The Tyrant by Eric Flint and David Drake

Given the size of his fortune, after all, Toman Knecht could afford to do so. He was thought at the time to be the richest man in the world—even after he built and accoutered the villa—and probably was. Nor, since Toman’s death five years earlier, was there any sign that his family’s wealth had declined. His widow, Arsule, shared all of Toman’s extravagant tastes, true; but she also shared—even exceeded—his uncanny ability to amass and retain the wealth which made it possible. And she employed a financial adviser who was immensely capable, as Demansk well knew. His name was Prit Sallivar, and he was Demansk’s own financier as well.

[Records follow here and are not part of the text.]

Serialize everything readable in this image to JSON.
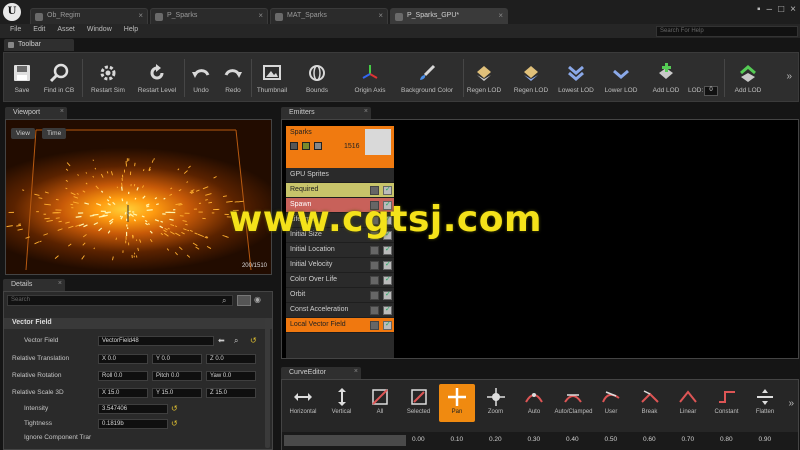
{
  "window": {
    "tabs": [
      {
        "label": "Ob_Regim",
        "active": false
      },
      {
        "label": "P_Sparks",
        "active": false
      },
      {
        "label": "MAT_Sparks",
        "active": false
      },
      {
        "label": "P_Sparks_GPU*",
        "active": true
      }
    ],
    "search_help_placeholder": "Search For Help"
  },
  "menu": [
    "File",
    "Edit",
    "Asset",
    "Window",
    "Help"
  ],
  "toolbar": {
    "tab_label": "Toolbar",
    "buttons": [
      {
        "label": "Save",
        "icon": "save-icon"
      },
      {
        "label": "Find in CB",
        "icon": "find-icon"
      },
      {
        "label": "Restart Sim",
        "icon": "restart-sim-icon"
      },
      {
        "label": "Restart Level",
        "icon": "restart-level-icon"
      },
      {
        "label": "Undo",
        "icon": "undo-icon"
      },
      {
        "label": "Redo",
        "icon": "redo-icon"
      },
      {
        "label": "Thumbnail",
        "icon": "thumbnail-icon"
      },
      {
        "label": "Bounds",
        "icon": "bounds-icon"
      },
      {
        "label": "Origin Axis",
        "icon": "origin-axis-icon"
      },
      {
        "label": "Background Color",
        "icon": "background-color-icon"
      },
      {
        "label": "Regen LOD",
        "icon": "regen-lod-icon"
      },
      {
        "label": "Regen LOD",
        "icon": "regen-lod-icon"
      },
      {
        "label": "Lowest LOD",
        "icon": "lowest-lod-icon"
      },
      {
        "label": "Lower LOD",
        "icon": "lower-lod-icon"
      },
      {
        "label": "Add LOD",
        "icon": "add-lod-icon"
      },
      {
        "label": "Add LOD",
        "icon": "add-lod-icon"
      }
    ],
    "lod_label": "LOD:",
    "lod_value": "0"
  },
  "viewport": {
    "tab_label": "Viewport",
    "view_label": "View",
    "time_label": "Time",
    "stat_text": "200/1510"
  },
  "emitters": {
    "tab_label": "Emitters",
    "emitter_name": "Sparks",
    "particle_count": "1516",
    "modules": [
      {
        "label": "GPU Sprites",
        "style": "plain"
      },
      {
        "label": "Required",
        "style": "required"
      },
      {
        "label": "Spawn",
        "style": "spawn"
      },
      {
        "label": "Lifetime",
        "style": "plain"
      },
      {
        "label": "Initial Size",
        "style": "plain"
      },
      {
        "label": "Initial Location",
        "style": "plain"
      },
      {
        "label": "Initial Velocity",
        "style": "plain"
      },
      {
        "label": "Color Over Life",
        "style": "plain"
      },
      {
        "label": "Orbit",
        "style": "plain"
      },
      {
        "label": "Const Acceleration",
        "style": "plain"
      },
      {
        "label": "Local Vector Field",
        "style": "selected"
      }
    ]
  },
  "details": {
    "tab_label": "Details",
    "search_placeholder": "Search",
    "category": "Vector Field",
    "vector_field_label": "Vector Field",
    "vector_field_value": "VectorField48",
    "relative_translation_label": "Relative Translation",
    "relative_rotation_label": "Relative Rotation",
    "relative_scale_label": "Relative Scale 3D",
    "intensity_label": "Intensity",
    "intensity_value": "3.547406",
    "tightness_label": "Tightness",
    "tightness_value": "0.1819b",
    "ignore_label": "Ignore Component Trar",
    "translation": {
      "x": "X 0.0",
      "y": "Y 0.0",
      "z": "Z 0.0"
    },
    "rotation": {
      "x": "Roll 0.0",
      "y": "Pitch 0.0",
      "z": "Yaw 0.0"
    },
    "scale": {
      "x": "X 15.0",
      "y": "Y 15.0",
      "z": "Z 15.0"
    }
  },
  "curve_editor": {
    "tab_label": "CurveEditor",
    "buttons": [
      {
        "label": "Horizontal",
        "icon": "horizontal-icon"
      },
      {
        "label": "Vertical",
        "icon": "vertical-icon"
      },
      {
        "label": "All",
        "icon": "all-icon"
      },
      {
        "label": "Selected",
        "icon": "selected-icon"
      },
      {
        "label": "Pan",
        "icon": "pan-icon"
      },
      {
        "label": "Zoom",
        "icon": "zoom-icon"
      },
      {
        "label": "Auto",
        "icon": "auto-icon"
      },
      {
        "label": "Auto/Clamped",
        "icon": "auto-clamped-icon"
      },
      {
        "label": "User",
        "icon": "user-icon"
      },
      {
        "label": "Break",
        "icon": "break-icon"
      },
      {
        "label": "Linear",
        "icon": "linear-icon"
      },
      {
        "label": "Constant",
        "icon": "constant-icon"
      },
      {
        "label": "Flatten",
        "icon": "flatten-icon"
      }
    ],
    "active_button": "Pan",
    "timeline_ticks": [
      "0.00",
      "0.10",
      "0.20",
      "0.30",
      "0.40",
      "0.50",
      "0.60",
      "0.70",
      "0.80",
      "0.90"
    ]
  },
  "watermark": "www.cgtsj.com",
  "colors": {
    "accent_orange": "#f07a10",
    "required_module": "#c8c46a",
    "spawn_module": "#c8615a",
    "selected_module": "#f0780f",
    "watermark_yellow": "#f4e21a"
  }
}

Demansk sighed. That was part of the knot he was trying to untangle—or cut in half, to be precise.

Prit Sallivar, along with many others, occupied a gray area in Confederate society. Vanbert’s expansion had, over the past two centuries, produced a rather large class of wealthy men risen from the gentry—risen far above the gentry, measured simply in terms of money. But they were not part of the aristocracy, a fact which was driven home to them whenever, as the expression went, they “acted above their class.” Some of them could, given time and the expenditure of half their fortune, leverage their way into the nobility. Albrecht’s own grandfather had done so; effectively buying his grandsons—if not himself or his own sons—a seat in the Council by marrying a widow whose splendid title had been turned into a hollow shell by her former husband’s profligacy.

Yes, some did. And, as was the way of things, typically became the most ferocious defenders of aristocratic privilege thereafter. But most did not. There simply weren’t enough eligible marriage prospects; and, while the Council’s Registrar could usually be bribed, he did not come cheaply. “Buy a Registration” was another popular slang expression in the Confederacy, used whenever someone referred to a financial enterprise that was either beyond one’s wildest fancy or, if it wasn’t, would be flat-out ruinous.

Prit Sallivar himself had never bothered with the business. Though he resented the constant little humiliations visited upon him, he had never seen the logic of wasting his wealth in order to obtain a title. He simply kept his social contacts in the aristocracy—outside of business, where any number of noblemen were willing to allow him entry through the back door of their villas—to that relatively small layer of the nobility which had a relaxed attitude about “one’s station in life.”

Demansk himself was one such. But another—and by far the most prominent—was Arsule Knecht. In this, if not in their shared enthusiasm for art, she and her former husband were diametrically opposite. Toman had employed the best financiers in the Confederacy, Prit Sallivar among them, and had then treated them much like he treated his servants. After his death, Arsule had swung open the front door of their mansion, and invited them in.

Demansk had never attended the salons and soirees and art exhibitions for which Arsule Knecht had become famous—”notorious” was a better word, at least among the aristocracy. His own wife Druzla had been one of Arsule’s best friends, and would undoubtedly have enjoyed them. But Druzla had died two years before Toman, and Demansk had turned down all the subsequent invitations. Politely, but firmly. He didn’t much enjoy such things himself and since his own prestige in Vanbert society rested on the “traditional virtues,” he saw no point in eroding that position simply out of sentimentality.

“Traditional virtues,” he muttered under his breath. “I’m the toughest pig farmer in the land, and I can steal anybody’s pigs—and do it in broad daylight, which makes me a nobleman instead of a thief.”

Gods, I’ve gotten cynical. He could remember a time when he hadn’t been. A time when he’d spent months, as a boy, eagerly trotting alongside his beloved grandfather as the fierce old man went about his business. Which, needless to say, was the business of managing an estate in the countryside—except, in time of war, when the farmer turned into a soldier. And led his huge armies with the same skill and intentness that he managed his huge farm.

In truth, Verice Demansk had been brought up more by his grandfather than his father. His own father had been . . . of a different sort. “More modern,” as he would say, on the rare occasions when he tore himself away from the endless squabbling and scheming in the Council to pay a brief visit to the ancestral estate.